Jeder kann gewinnen Sein Rezept ist einfach. In einer Welt, die sich immer mehr mit der Energieproblematik auseinandersetzen muss, besitzt Island sehr attraktive Ressourcen: hydroelektrische, geothermische und thermale Vorräte ungeahnten Ausmaßes, die jedoch noch sehr wenig genutzt sind. Seit 1969 produziert hier die Tochtergesellschaft von Rio Tinto Alcan, bereits Aluminium, obwohl alle Rohstoffe aus weit entfernten Ländern eingeführt werden müssen. Die neue Politik niedriger Steuern, Liberalisierung und die Privatisierung von Staatsbetrieben ziehen ausländisches Kapital an.

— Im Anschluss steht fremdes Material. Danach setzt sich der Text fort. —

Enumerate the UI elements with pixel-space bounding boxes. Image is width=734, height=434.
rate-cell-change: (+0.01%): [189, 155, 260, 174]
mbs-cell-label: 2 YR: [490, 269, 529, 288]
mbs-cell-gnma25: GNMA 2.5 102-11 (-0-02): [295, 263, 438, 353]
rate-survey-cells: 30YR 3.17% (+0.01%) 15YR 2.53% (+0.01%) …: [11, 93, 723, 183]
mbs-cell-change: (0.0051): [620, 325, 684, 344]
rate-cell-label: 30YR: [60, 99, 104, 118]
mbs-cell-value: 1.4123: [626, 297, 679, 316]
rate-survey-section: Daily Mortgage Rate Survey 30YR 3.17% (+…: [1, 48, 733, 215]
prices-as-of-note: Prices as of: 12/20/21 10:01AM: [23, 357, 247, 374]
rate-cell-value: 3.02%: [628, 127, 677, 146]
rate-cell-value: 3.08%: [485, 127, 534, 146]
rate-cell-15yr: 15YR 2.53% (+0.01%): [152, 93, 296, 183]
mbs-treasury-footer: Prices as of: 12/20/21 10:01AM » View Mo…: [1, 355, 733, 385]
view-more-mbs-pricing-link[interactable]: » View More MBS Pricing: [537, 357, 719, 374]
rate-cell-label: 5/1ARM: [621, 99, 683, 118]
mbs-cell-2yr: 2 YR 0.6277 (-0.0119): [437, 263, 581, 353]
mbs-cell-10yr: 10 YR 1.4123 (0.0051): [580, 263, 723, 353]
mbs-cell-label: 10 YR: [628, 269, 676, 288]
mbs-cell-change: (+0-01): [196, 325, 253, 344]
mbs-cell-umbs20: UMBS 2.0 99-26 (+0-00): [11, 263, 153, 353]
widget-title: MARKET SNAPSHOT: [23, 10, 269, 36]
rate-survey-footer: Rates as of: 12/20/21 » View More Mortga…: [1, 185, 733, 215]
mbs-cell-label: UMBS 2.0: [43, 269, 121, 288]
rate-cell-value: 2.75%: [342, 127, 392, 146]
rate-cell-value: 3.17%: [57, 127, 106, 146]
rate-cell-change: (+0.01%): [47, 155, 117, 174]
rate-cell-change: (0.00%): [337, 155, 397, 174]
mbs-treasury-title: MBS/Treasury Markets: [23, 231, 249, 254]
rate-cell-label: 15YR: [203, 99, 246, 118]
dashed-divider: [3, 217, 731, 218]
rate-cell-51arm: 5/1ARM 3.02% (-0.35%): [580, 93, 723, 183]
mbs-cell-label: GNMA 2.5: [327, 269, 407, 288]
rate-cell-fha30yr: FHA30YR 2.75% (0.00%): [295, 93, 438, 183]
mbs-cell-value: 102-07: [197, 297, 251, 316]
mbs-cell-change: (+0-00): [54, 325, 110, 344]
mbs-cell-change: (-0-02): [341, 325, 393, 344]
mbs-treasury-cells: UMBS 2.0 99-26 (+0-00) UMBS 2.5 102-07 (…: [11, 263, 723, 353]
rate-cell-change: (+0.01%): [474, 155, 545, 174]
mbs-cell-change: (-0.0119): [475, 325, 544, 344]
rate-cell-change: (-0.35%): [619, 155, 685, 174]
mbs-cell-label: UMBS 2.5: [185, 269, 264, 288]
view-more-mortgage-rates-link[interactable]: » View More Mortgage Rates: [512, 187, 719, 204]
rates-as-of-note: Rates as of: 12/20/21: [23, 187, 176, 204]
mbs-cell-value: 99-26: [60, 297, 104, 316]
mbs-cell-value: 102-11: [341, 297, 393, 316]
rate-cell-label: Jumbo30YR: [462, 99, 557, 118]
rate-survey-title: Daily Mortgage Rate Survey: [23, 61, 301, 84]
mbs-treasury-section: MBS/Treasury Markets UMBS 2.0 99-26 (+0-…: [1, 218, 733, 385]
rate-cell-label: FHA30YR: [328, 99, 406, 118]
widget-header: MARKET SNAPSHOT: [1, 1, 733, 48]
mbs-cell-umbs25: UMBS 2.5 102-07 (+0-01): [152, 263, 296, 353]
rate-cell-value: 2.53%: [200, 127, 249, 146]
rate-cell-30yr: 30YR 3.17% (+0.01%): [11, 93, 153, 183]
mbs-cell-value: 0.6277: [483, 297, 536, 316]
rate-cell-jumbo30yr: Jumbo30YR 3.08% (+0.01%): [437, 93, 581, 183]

Gigantische Projekte von Staudämmen und Wasserkraftwerken ermöglichen der Rio Tinto Alcan Gesellschaft, sich zu vergrößern sowie den Aluminiumriesen Century Aluminium Company und Alcoa 1998 und 2008 hier neue Fabriken zu eröffnen. Heute werden vor Ort fast 800.000 Tonnen Aluminium pro Jahr hergestellt, was 4 Prozent der Weltproduktion entspricht. Weitere Projekte sind in Planung. Sämtliche Infrastrukturen werden von Island gestellt; die multinationalen Konzerne zahlen keinen Cent für das Land, das sie besetzen. Ganz zu schweigen von dem enormen Schadstoffausstoß, den sie verursachen. Der Strompreis ist derartig gering, dass die Regierung lieber Stillschweigen darüber bewahrt.

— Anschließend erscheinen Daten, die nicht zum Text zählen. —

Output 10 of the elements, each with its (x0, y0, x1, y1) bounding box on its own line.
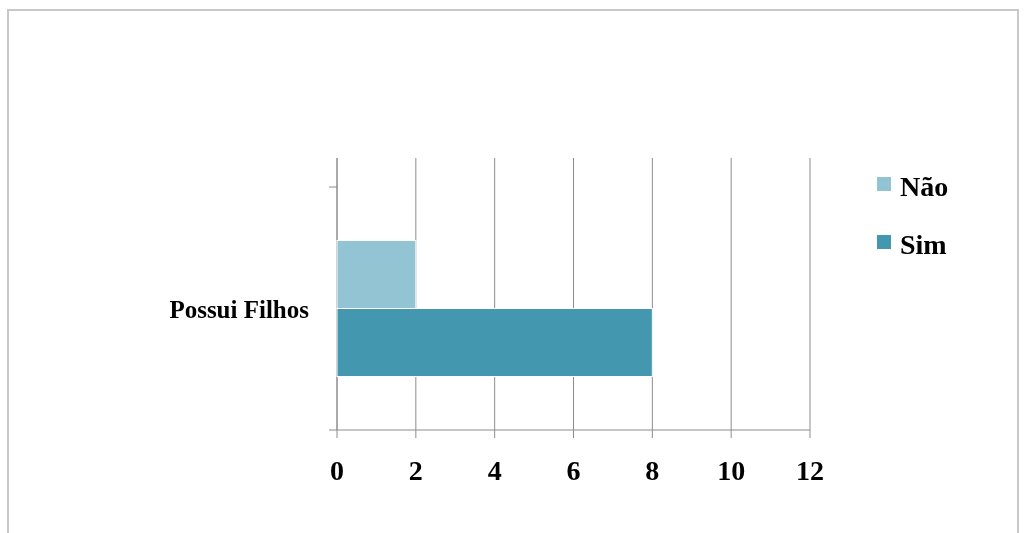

Im Gegenzug treffen die isländischen Banken nur auf offene Türen, wenn sie im Ausland um Kredite anfragen. Die drei größten Banken, die im Jahre 2001 privatisiert wurden und nicht der geringsten staatlichen Kontrolle unterstellt sind, investieren Kapital in einer Größenordnung, welche das Bruttoinlandprodukt um ein Zehnfaches übersteigt. Es entstehen neue junge und dynamische Unternehmen auf Gebieten der Biotechnologie, Informatik und dem Luxustourismus. Das Straßennetz ist aufgrund der schwierigen Naturgegebenheiten sehr dürftig ausgebaut. Deswegen besitzt Island etwa 100 Flugplätze, von denen nur fünf mit einem asphaltierten Rollfeld ausgestattet sind.
Der Privatkonsum wird gefördert, und jeder nimmt für die kleinste unnütze Investition Anleihen in Dollar und Schweizer Franken auf. Die Klasse der Reichen wächst. Fast 90 Prozent der arbeitenden Bevölkerung ist von nun an im tertiären Sektor tätig. Die Ungleichheiten nehmen zu, und sozial wichtige Berufe wie beispielsweise Lehrer, sind immer weniger geschätzt. Der Drogenkonsum steigt, die Arbeitslosenquote bleibt konstant bei 1,5 Prozent. Island hat den Gipfel des menschlichen Entwicklungsstandes erreicht.
Die große Begeisterung über den «Fortschritt» lässt darüber ganz andere Probleme vergessen. 1998 beschließt das isländische Parlament, sämtliche Krankenakten seiner Bürger, einschließlich der DNA, an das Pharmaunternehmen DeCode Genetics, eine Zweigstelle von Hoffmann-La Roche, weiterzugeben. Seit Wikingerzeiten war die Insel Island sehr isoliert und daher die Bevölkerung kaum durchmischt, ein ungeheurer Vorteil bei der Recherche genetisch bedingter Krankheiten. Im Gegenzug verspricht das Unternehmen die kostenlose Bereitstellung von Medikamenten, die sich möglicherweise aus den Forschungen ergeben.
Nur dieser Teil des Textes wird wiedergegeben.